In her keynote speech Ambassador Deborah Lipstadt, Special Envoy for Monitoring and Combating Antisemitism, expressed her concern about “the rise of antisemitism, which flourishes where there are Jews, and where there are no Jews.” As a means of dealing with this and other ambiguities regarding the nature of this hatred Secretary of State Anthony Blinken “enthusiastically embraced the non-legally binding IHRA working definition on antisemitism”, she added.
As the most important goal of her tenure in office Ambassador Lipstadt expressed “her hope to be able to reduce the proliferation of expressions of antisemitism” and “to enhance the worlds understanding that the fight against antisemitism is not a Jewish issue, that it is much more than an attack on Jews: that it is an attack on democracy.” She reminded that this is why President Biden, Vice President Harris and Secretary of State Blinken, as well as governors and lawmakers from both sides of the isle, rightfully consider antisemitism not just a threat to a particular group of Americans, but also a threat to democracy and international security.
She continued by underlining that “for decades Americans have dealt with antisemitism as a problem for other countries to resolve, while in America it was considered more theoretically than tangible,” which is, regrettably, no longer the case. “Antisemitism is on the rise worldwide, the United States included.

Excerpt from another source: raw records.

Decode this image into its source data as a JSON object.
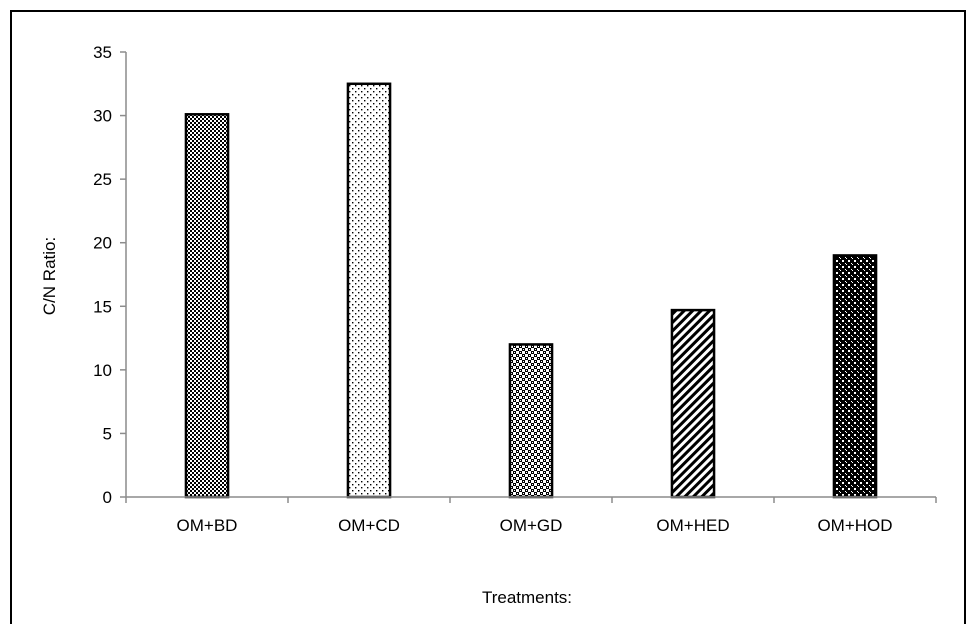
{
  "chart_data": {
    "type": "bar",
    "categories": [
      "OM+BD",
      "OM+CD",
      "OM+GD",
      "OM+HED",
      "OM+HOD"
    ],
    "values": [
      30.1,
      32.5,
      12.0,
      14.7,
      19.0
    ],
    "title": "",
    "xlabel": "Treatments:",
    "ylabel": "C/N Ratio:",
    "ylim": [
      0,
      35
    ],
    "yticks": [
      0,
      5,
      10,
      15,
      20,
      25,
      30,
      35
    ],
    "grid": false,
    "legend": "none",
    "bar_fill_patterns": [
      "fine-checker",
      "sparse-dots",
      "dense-dots",
      "diagonal-stripes",
      "diamond-lattice"
    ],
    "colors": {
      "bar_edge": "#000000",
      "axis": "#8c8c8c",
      "text": "#000000"
    }
  }
}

In fact the issue has become so urgent that President Biden in December last year ordered federal departments and agencies to come together to develop the first National Strategy to counter this vicious hatred”, as the same have already done numerous countries, including the European Union. She called upon all “who see something to say something” and warned that “saying nothing emboldens the antisemite and normalizes prejudice.” She concluded by reminding that “speaking out might be costly but that keeping silent is even costlier.”

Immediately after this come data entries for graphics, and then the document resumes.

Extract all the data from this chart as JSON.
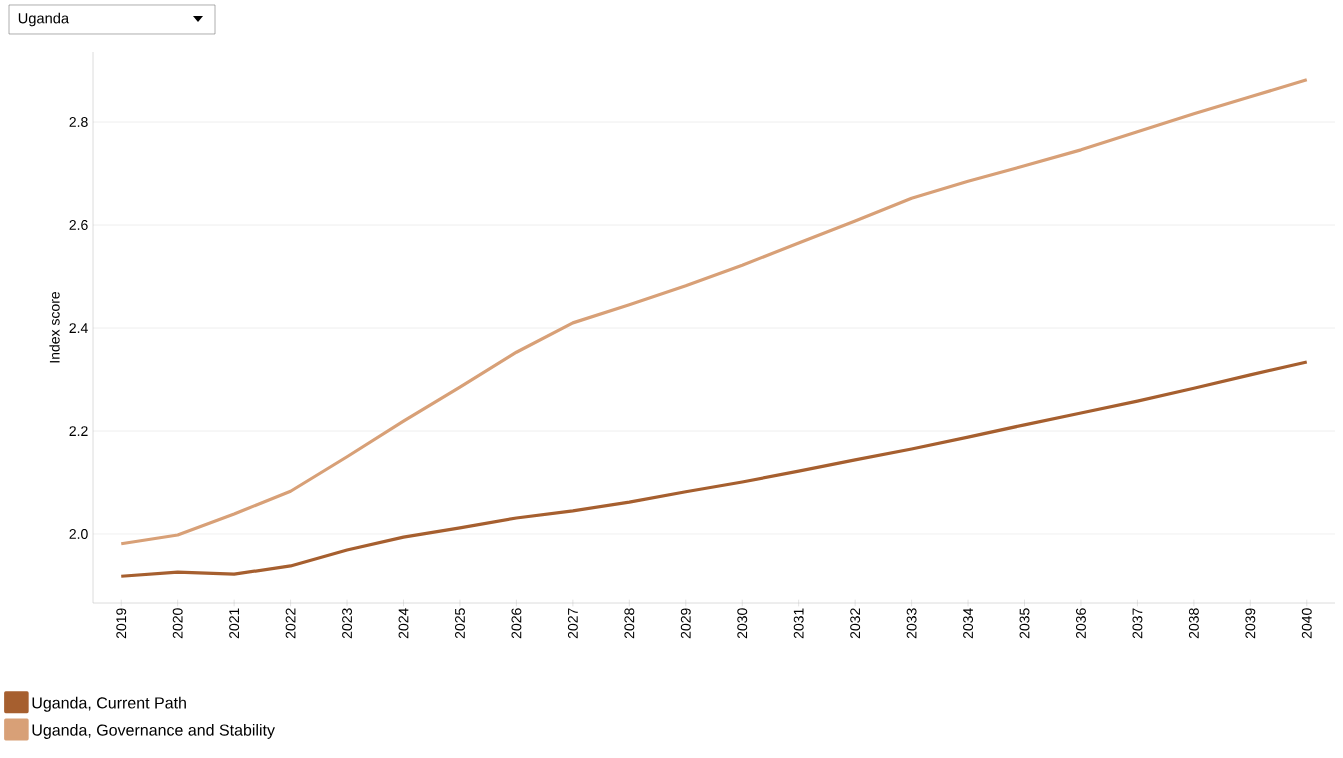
{
  "chart_data": {
    "type": "line",
    "ylabel": "Index score",
    "annotations": [
      "Uganda"
    ],
    "categories": [
      "2019",
      "2020",
      "2021",
      "2022",
      "2023",
      "2024",
      "2025",
      "2026",
      "2027",
      "2028",
      "2029",
      "2030",
      "2031",
      "2032",
      "2033",
      "2034",
      "2035",
      "2036",
      "2037",
      "2038",
      "2039",
      "2040"
    ],
    "series": [
      {
        "name": "Uganda, Current Path",
        "color": "#a65f2f",
        "values": [
          1.918,
          1.926,
          1.922,
          1.938,
          1.969,
          1.994,
          2.012,
          2.031,
          2.045,
          2.062,
          2.082,
          2.101,
          2.122,
          2.144,
          2.165,
          2.188,
          2.212,
          2.235,
          2.258,
          2.283,
          2.309,
          2.334
        ]
      },
      {
        "name": "Uganda, Governance and Stability",
        "color": "#d8a077",
        "values": [
          1.981,
          1.998,
          2.039,
          2.083,
          2.15,
          2.219,
          2.285,
          2.353,
          2.41,
          2.445,
          2.482,
          2.522,
          2.565,
          2.608,
          2.652,
          2.685,
          2.715,
          2.746,
          2.781,
          2.816,
          2.849,
          2.882
        ]
      }
    ],
    "ylim": [
      1.866,
      2.936
    ],
    "yticks": [
      {
        "value": 2.0,
        "label": "2.0"
      },
      2.2,
      2.4,
      2.6,
      2.8
    ],
    "grid": "y",
    "legend": "bottom",
    "marker": "none",
    "line_style": "solid"
  }
}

The National Days of Remembrance enabled survivors, who attended the ceremony, to share their moving testimonies of the Holocaust. They were supported by representatives of young Americans declaring their commitment to remember the Holocaust. Theodora Dora Klayman, a Holocaust survivor from Croatia and volunteer at the US Holocaust Memorial Museum shared her personal experience of the Holocaust in Ludbreg while holding a photo of her parents with her when she was two years old. The parents of Dora Klayman were deported and murdered in Jasenovac and Stara Gradiška.
After the ceremony Deputy Prime Minister and Minister Davor Božinović and Co-Chair of the Croatian IHRA Presidency Ambassador Terezija Gras had the opportunity for a short exchange with Special Envoy Ambassador Deborah Lipstadt, informing her about the priorities and upcoming events of the Croatian IHRA Presidency.